To get your use case working in the short term you would have to run the ECL against the release when each concept was last active. If you run an RF2 FULL import in Snowstorm all the required release branches will be created for you. More release branches can be added as releases are published using a DELTA import with the createRelease flag set to true.

Steps to run ECL for a set of concepts with an unknown active status:

In the short term I recommend creating that logic your side but in the next six months or so it would be nice to have a Snowstorm endpoint capable of doing all that in one request. I'll give this some thought.

I hope that helps a little.

Kind regards, Kai

danka74 commented 5 years ago

Interesting @kaicode , but this would only work under the condition that the concepts used in the ECL expressions are not themselves added at a stage after the first use of a would-be subsumed concept. Also, this will for an <<X query give you everything that was once believed to be a kind of X which might be what you want, or not. So there seem to be two strategies; either map all (i.e. all that can be mapped) data to the latest version OR collect all meanings over time, the pros and cons of which likely needs more elaboration. /Daniel

kaicode commented 5 years ago

Yes, this problem does have complexities doesn't it! The organisation of concepts, the attributes in use and the editorial guidance change over time which means that an ECL query which is works well now may not be effective on an older release.
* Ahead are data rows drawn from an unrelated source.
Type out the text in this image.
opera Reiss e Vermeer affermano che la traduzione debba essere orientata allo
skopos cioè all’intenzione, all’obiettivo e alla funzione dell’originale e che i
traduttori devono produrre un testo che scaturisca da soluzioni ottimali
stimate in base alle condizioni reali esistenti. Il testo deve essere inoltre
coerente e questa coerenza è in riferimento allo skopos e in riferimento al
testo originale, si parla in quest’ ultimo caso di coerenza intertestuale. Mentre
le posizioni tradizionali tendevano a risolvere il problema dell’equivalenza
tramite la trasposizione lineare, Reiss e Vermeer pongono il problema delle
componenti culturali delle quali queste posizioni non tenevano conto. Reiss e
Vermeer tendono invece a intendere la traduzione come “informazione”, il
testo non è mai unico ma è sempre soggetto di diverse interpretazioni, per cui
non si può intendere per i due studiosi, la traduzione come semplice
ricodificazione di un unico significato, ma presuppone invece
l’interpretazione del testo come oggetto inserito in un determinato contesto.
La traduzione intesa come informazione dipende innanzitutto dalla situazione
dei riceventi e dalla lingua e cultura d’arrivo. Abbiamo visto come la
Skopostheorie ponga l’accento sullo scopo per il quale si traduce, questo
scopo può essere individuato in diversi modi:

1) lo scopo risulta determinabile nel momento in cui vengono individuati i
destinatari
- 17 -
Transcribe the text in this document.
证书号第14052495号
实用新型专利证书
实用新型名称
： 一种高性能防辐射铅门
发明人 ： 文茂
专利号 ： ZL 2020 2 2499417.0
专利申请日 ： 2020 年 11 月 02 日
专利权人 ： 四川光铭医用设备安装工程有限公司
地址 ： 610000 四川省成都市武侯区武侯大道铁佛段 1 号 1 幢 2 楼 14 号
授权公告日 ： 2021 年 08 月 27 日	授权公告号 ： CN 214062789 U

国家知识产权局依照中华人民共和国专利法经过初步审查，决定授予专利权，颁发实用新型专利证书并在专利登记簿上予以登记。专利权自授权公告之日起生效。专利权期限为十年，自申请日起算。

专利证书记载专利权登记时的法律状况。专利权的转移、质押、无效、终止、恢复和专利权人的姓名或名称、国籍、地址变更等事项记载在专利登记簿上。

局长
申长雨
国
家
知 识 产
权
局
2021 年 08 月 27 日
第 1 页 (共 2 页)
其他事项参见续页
To me using complete published points in time when everything you are interested in was published as active seems like the safest strategy. That may mean the ECL query needs to be tweaked before running against an older release. This is your "meanings over time" strategy I think. This can probably only be done manually on a case by case basis because of the lack of metadata around changes in editorial guidance. So maybe providing an automatic historical matching query feature would be misleading, or if it was produced it should be labeled with a warning.

I agree that this needs more thought, discussion and examples to work through.

danka74 commented 5 years ago

For reference, David Markwell did an analysis of some of the complexities involved in using history relationships: https://confluence.ihtsdotools.org/display/mag/Working+with+Historical+Associations

kaicode commented 2 years ago

We can finally close this ticket! With the introduction of ECL 2.0 and the History Supplement feature, which is implemented in the latest Snowstorm release (7.9.3).

ECL History Supplement Example All types of Asthma can be fetched, including inactive concepts that have an historic association of type of same-as, replaced-by, was-a or partially-equivalent-to, using the following ECL:

<< 195967001 |Asthma| {{ +HISTORY-MOD }}

We expect this will be widely used in the wild!